Beşiktaş, geçen yılın Galatasaray'ı gibi kaliteyi arttırayım derken, orantısız kilo alan ve vücut ölçüleri şaşan bir hastaya çevirdi kadroyu. Golcü olarak alınan Almeida pek de golcü bir oyuncu değildir. Kaçırdığı golde de bunu çok net gösterdi. Niçin alındı hâlâ anlamıyorum. Bir de işin içinde fon meselesi var. Bir daha Beşiktaş'a geldiği bonservisle satılamayacağı kesin olan bir futbolcudan kim pay alır acayip merak içerisindeyim. Neyse maça dönelim; Orta sahada rahattı Beşiktaş bugün. Maça Necipli başlamak Kara Kartallar'ı zaman zaman sıkıntıya soksa da oyun içinde görüldü ki en mantıklı hamleydi. Kırmızı kart nedeniyle çok da şey söylemek istemiyorum ama bu maç 3 puan kaybından daha çok şey kaybettirecek Beşiktaş'a. Israrla önümüzdeki senenin kadrosunu kuruyoruz diyen Demirören, taraftarın gözünden şampiyonluğu bir kenara koymayı başardı ama ilk 4'e girilemezse Avrupa Kupaları ne olacak? Fenerbahçe'nin Yeni Malatyaspor mucizesi gibi bir mucize lazım siyah-beyazlılara. Kupada kaybedecek başka bir şeyi kalmayan Galatasaray ile eşleşebilirler. Sanırım Fenerbahçe'nin alaması dışında başka bir anlamı daha olmaya başladı Türkiye Kupası'nın. Bizi kıran kırana bir Beşiktaş-Galatasaray derbisi bekliyor gibi.


Son söz;
Müthiş bir derbi oldu. DVD'si edinlip arşive koyulası bir maç.
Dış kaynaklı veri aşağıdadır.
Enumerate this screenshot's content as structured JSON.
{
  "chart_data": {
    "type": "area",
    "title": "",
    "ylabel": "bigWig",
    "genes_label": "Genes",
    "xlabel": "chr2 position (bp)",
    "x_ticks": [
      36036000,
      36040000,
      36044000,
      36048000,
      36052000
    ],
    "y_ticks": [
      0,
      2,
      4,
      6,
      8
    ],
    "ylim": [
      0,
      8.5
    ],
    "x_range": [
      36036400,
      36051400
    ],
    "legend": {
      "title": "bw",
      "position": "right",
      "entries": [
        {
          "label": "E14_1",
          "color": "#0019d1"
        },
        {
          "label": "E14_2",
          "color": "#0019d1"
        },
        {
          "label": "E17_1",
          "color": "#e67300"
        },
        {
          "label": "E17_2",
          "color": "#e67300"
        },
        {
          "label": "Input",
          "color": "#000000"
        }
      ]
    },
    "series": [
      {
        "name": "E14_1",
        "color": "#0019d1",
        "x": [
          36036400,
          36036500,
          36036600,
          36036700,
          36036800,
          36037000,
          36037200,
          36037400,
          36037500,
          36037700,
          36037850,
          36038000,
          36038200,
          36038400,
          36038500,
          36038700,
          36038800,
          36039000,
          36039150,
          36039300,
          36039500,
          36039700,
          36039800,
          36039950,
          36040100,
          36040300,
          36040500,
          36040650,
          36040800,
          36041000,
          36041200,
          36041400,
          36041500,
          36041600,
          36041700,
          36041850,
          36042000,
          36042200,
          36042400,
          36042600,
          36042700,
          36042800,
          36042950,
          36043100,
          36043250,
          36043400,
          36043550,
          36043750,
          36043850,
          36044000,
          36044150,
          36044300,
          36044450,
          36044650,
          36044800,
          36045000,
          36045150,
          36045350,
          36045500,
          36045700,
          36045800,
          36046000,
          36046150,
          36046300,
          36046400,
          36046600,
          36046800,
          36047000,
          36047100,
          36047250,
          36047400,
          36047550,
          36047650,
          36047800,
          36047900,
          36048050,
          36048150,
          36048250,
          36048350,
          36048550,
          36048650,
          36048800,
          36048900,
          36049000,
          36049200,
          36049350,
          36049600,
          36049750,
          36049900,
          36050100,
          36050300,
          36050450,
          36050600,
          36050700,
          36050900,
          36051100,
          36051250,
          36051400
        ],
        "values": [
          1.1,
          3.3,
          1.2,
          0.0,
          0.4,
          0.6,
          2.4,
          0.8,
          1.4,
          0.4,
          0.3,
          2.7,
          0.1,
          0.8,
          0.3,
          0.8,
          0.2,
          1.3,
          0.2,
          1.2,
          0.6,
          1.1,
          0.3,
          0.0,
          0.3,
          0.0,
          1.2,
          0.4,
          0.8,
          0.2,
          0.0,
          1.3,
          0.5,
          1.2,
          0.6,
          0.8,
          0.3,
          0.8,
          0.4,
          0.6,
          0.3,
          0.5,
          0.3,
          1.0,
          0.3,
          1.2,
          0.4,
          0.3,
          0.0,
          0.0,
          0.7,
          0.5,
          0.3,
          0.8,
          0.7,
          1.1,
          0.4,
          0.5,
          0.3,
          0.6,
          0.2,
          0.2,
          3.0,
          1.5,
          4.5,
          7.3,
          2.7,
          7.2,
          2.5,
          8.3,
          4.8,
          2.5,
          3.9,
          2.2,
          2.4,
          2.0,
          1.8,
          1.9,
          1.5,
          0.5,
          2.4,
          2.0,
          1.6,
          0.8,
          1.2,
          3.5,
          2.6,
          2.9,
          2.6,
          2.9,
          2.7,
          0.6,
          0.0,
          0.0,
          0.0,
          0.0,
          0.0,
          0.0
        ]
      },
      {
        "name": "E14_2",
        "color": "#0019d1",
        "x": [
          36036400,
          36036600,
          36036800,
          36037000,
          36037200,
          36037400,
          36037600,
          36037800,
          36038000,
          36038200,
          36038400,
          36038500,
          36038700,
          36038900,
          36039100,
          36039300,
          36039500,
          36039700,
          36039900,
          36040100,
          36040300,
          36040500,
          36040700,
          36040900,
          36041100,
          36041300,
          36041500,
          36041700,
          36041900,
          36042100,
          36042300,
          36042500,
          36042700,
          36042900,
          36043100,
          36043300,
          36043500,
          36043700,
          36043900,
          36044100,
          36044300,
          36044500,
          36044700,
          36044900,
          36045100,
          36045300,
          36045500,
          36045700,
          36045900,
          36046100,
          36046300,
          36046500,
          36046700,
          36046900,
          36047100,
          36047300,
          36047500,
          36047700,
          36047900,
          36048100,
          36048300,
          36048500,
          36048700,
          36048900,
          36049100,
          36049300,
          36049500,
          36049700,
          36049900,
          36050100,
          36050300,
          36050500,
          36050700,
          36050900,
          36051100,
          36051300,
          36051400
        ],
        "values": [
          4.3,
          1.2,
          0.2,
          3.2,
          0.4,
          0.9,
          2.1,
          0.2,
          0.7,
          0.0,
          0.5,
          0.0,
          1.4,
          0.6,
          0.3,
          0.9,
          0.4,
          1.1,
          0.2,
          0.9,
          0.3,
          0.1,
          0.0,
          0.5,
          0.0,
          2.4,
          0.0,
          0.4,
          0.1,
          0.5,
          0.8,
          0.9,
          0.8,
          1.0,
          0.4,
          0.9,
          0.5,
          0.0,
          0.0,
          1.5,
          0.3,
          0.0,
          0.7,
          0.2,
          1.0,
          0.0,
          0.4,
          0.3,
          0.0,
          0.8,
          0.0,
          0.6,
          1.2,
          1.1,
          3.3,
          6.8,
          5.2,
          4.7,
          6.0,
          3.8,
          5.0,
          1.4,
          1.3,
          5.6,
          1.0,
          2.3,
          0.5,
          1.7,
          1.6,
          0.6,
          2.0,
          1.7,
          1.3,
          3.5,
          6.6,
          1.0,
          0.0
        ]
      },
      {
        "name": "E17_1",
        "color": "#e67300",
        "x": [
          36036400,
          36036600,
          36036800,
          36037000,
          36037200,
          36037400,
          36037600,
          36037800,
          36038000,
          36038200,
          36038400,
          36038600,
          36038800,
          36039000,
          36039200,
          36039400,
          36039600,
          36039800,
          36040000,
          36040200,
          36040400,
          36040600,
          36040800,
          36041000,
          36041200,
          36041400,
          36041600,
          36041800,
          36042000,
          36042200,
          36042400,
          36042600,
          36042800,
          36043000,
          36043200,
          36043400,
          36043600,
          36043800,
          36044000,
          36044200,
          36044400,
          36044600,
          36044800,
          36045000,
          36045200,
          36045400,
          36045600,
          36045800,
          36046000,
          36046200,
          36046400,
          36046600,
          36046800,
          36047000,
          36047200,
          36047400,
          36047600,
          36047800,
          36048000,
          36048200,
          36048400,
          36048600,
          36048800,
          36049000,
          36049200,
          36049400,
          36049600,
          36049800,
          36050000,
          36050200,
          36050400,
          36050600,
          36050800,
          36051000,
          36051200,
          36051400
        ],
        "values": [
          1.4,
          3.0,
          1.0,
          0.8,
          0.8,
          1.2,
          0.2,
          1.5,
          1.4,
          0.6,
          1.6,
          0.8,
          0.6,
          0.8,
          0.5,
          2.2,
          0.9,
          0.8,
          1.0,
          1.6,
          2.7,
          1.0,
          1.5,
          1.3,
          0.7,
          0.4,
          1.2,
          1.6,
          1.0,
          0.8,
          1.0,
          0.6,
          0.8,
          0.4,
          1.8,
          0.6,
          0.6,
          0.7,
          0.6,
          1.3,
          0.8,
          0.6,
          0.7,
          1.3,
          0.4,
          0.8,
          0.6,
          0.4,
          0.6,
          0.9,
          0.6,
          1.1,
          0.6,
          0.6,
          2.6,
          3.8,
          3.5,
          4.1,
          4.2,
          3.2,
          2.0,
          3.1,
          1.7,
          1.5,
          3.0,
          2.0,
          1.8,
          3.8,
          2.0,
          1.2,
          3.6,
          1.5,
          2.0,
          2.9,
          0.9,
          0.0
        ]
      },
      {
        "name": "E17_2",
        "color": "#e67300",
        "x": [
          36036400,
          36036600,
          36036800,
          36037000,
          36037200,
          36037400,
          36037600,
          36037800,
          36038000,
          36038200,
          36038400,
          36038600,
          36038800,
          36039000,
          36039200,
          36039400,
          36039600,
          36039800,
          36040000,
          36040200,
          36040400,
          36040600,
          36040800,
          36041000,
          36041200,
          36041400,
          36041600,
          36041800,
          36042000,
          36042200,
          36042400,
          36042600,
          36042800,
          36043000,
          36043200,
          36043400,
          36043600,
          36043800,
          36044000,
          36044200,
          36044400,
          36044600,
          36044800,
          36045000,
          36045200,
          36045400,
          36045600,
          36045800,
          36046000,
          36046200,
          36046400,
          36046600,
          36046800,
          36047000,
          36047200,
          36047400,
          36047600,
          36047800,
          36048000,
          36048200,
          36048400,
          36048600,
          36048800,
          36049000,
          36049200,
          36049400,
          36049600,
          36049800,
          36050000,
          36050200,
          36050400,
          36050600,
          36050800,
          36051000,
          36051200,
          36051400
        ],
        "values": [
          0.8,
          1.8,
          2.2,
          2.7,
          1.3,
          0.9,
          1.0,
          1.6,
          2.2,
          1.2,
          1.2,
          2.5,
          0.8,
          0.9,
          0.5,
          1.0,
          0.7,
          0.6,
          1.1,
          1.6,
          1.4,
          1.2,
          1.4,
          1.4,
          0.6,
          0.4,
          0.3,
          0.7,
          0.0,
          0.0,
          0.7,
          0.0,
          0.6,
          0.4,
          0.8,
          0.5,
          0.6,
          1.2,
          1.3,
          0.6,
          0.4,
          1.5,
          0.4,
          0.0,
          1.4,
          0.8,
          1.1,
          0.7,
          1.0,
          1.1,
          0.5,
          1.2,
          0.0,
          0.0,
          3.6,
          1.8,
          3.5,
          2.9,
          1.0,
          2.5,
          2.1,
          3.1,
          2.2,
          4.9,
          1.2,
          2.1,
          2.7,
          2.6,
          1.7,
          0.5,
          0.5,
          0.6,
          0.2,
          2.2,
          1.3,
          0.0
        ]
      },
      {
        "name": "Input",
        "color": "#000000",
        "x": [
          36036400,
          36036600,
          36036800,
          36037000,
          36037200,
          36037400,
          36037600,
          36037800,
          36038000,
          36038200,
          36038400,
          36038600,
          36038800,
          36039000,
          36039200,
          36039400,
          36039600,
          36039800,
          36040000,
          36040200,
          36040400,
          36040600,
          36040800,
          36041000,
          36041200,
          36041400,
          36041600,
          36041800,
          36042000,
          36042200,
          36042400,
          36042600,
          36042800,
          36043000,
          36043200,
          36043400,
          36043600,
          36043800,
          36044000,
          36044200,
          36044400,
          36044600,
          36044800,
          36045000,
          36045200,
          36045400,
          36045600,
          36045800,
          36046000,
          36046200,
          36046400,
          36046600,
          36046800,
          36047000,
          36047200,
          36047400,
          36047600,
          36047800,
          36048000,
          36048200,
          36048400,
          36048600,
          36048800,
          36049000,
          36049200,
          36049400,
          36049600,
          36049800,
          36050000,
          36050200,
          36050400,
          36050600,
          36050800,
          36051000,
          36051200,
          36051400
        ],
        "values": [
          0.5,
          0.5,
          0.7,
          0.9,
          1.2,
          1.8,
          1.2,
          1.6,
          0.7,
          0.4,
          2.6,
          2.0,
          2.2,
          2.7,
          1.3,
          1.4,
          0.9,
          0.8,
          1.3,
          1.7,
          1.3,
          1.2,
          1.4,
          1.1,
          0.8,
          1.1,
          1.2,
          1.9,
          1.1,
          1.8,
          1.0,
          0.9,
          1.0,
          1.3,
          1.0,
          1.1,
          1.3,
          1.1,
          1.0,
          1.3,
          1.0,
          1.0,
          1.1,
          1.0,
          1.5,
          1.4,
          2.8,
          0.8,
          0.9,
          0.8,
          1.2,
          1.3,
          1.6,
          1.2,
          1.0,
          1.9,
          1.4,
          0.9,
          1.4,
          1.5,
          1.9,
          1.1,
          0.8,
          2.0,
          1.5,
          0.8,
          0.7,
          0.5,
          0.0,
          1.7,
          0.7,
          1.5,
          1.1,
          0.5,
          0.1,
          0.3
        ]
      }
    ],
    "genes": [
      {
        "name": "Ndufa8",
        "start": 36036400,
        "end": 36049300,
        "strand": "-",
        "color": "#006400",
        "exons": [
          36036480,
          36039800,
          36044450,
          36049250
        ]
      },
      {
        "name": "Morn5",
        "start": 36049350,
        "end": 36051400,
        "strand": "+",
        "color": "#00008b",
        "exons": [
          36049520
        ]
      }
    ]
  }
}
Maç öncesi postunu noktalarken, "Dileğimiz hakem hatalarıyla kafa ağrıtmayan, güzel ve Fenerbahçe'nin kazanacağı bir derbi" olsundu. Hakem dışında tutturduk. Eh hakemi oraya eklememizin de bir sebebi var değil mi. En azından Cüneyt Çakır bugün kendi kafasını ağrıttı. 
Fenerbahçe kritik bir virajı daha döndü. Nispeten kolay 3 maçı var. Kasımpaşa(Ev), Gençlerbirliği(Dep.) ve Konya(Ev). Sonrasında Galatasaray deplasmanı. Firesiz gelerek TT Arena'ya çıkılması gerekiyor. Sezonun bence en zor maçı bu deplasman. O maçta neler olabileceğini şimdiden kestirmek zor. Aynı periyotta Trabzonspor'un Manisaspor, Kayseri, Beşiktaş ve Kasımpaşa maçları var. Puan kaybı en muhtemel maçlar bunlar. Fenerbahçe açısından, TT Arena'ya beraberlik opsiyonu ile gitmek çok önemli.